Favilla C, Ingala E, Jara J, Fessler E, Cucchiara B, Messe S, et al. Predictors of Finding Occult Atrial Fibrillation after Cryptogenic Stroke. Stroke. 2015

Imagine you are a detective at the scene of a crime and discover bullet holes in the wall of the crime scene. While every indication in such a scenario would point toward a gun being fired, the situation is not definitive until the culprit weapon used is found. The weapon may not be found at the scene of the crime or with a 24 or 48 hour search, but all common sense would tell us that a gun was used. Similarly, stroke neurologists are dealt with a similar predicament when they see a stroke on imaging that appears embolic in etiology, but treatment is usually not sought until the atrial fibrillation is found, even if other risk factors such as advanced age are present. While short term cardiac monitoring such as cardiac telemetry during the hospital admission and 24-48 hour Holter monitoring may not implicate cardiac arrhythmia as the etiology, the evidence is becoming stronger that long-term cardiac monitoring will eventually be able to find the anomaly in question. 

The group out of the University of Pennsylvania devised a trial retrospectively analyzing consecutive patients who underwent 28-day outpatient cardiac telemetry after a cryptogenic stroke or TIA to see if there were certain predictors that could be separated to be able to predict if atrial fibrillation would be found.
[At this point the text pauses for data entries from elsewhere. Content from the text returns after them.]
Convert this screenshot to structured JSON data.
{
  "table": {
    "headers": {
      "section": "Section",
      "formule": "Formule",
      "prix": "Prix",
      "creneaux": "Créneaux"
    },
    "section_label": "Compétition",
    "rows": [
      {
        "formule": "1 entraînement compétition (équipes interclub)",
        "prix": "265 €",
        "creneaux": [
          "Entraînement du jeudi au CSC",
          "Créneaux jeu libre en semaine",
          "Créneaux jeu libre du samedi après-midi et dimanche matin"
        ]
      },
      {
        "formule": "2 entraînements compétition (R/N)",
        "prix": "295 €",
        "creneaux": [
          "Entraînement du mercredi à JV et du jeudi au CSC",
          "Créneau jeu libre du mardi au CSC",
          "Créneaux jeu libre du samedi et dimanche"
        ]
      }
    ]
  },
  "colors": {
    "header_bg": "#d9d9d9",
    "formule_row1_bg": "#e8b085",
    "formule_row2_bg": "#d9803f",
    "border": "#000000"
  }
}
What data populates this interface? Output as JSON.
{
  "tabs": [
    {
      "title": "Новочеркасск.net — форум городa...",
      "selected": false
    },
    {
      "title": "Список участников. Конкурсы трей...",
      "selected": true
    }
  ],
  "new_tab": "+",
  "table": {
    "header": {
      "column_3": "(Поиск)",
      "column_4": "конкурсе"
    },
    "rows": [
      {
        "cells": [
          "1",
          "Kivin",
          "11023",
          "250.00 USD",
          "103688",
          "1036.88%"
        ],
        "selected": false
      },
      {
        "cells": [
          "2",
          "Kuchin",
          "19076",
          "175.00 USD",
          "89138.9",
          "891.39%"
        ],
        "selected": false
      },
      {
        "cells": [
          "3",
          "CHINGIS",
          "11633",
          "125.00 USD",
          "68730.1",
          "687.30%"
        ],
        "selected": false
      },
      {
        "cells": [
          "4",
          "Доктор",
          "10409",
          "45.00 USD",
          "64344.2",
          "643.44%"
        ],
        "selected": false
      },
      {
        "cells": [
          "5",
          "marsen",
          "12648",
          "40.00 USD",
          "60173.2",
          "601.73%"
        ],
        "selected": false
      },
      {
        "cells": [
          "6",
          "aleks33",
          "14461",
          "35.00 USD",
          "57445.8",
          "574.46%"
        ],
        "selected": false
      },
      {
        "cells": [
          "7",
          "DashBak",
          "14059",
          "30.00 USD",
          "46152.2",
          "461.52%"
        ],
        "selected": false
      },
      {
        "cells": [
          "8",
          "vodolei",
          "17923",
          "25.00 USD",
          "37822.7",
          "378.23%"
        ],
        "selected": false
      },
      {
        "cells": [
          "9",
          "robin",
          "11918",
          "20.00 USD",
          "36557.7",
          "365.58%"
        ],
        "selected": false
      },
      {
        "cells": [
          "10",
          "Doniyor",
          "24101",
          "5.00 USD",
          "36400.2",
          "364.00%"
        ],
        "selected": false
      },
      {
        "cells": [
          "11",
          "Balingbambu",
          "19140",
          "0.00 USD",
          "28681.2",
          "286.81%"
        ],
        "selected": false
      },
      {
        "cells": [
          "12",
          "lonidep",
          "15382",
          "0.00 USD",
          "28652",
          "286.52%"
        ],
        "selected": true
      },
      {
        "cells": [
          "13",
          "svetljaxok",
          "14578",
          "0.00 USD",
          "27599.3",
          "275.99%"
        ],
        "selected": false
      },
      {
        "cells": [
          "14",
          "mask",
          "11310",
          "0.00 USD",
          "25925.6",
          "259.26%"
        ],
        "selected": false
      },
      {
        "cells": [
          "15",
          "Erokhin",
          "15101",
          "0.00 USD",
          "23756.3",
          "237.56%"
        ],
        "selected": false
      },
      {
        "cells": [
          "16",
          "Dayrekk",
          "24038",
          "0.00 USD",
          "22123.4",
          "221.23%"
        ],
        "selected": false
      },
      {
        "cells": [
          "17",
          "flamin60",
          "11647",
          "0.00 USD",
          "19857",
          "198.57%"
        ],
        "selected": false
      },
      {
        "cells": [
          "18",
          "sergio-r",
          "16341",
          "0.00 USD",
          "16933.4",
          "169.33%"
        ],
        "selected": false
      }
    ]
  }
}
Their study had a total of 227 patients with stroke or TIA of which 14% (95% CI 9-18%) eventually had paroxysmal atrial fibrillation discovered. 58% of these episodes were greater than or equal to 30 seconds in duration (The ACC/AHA threshold for defining paroxysmal atrial fibrillation). They found that age > 60 years, and prior cortical or cerebellar infarction seen on neuroimaging were independently significant predictors of atrial fibrillation and 33% of the patients with both of these risk factors eventually were found to have atrial fibrillation. Interestingly, they found that none of the “CHADS-VASc” factors or echocardiographic findings, including left atrial size, commonly thought of as a predictor of atrial fibrillation, were not significant predictors in the study. 

The study confirms the more recent data that extending the length of time of outpatient cardiac telemetry has been yielding more diagnoses of atrial fibrillation and changing the treatment plan of many patients that have previously been labeled “cryptogenic”. The group’s study fortifies the evidence that long-term outpatient cardiac telemetry is not only cost-effective, but also effective in finding a treatable risk factor for stroke, thus should be a considered as a potent weapon for stroke prevention.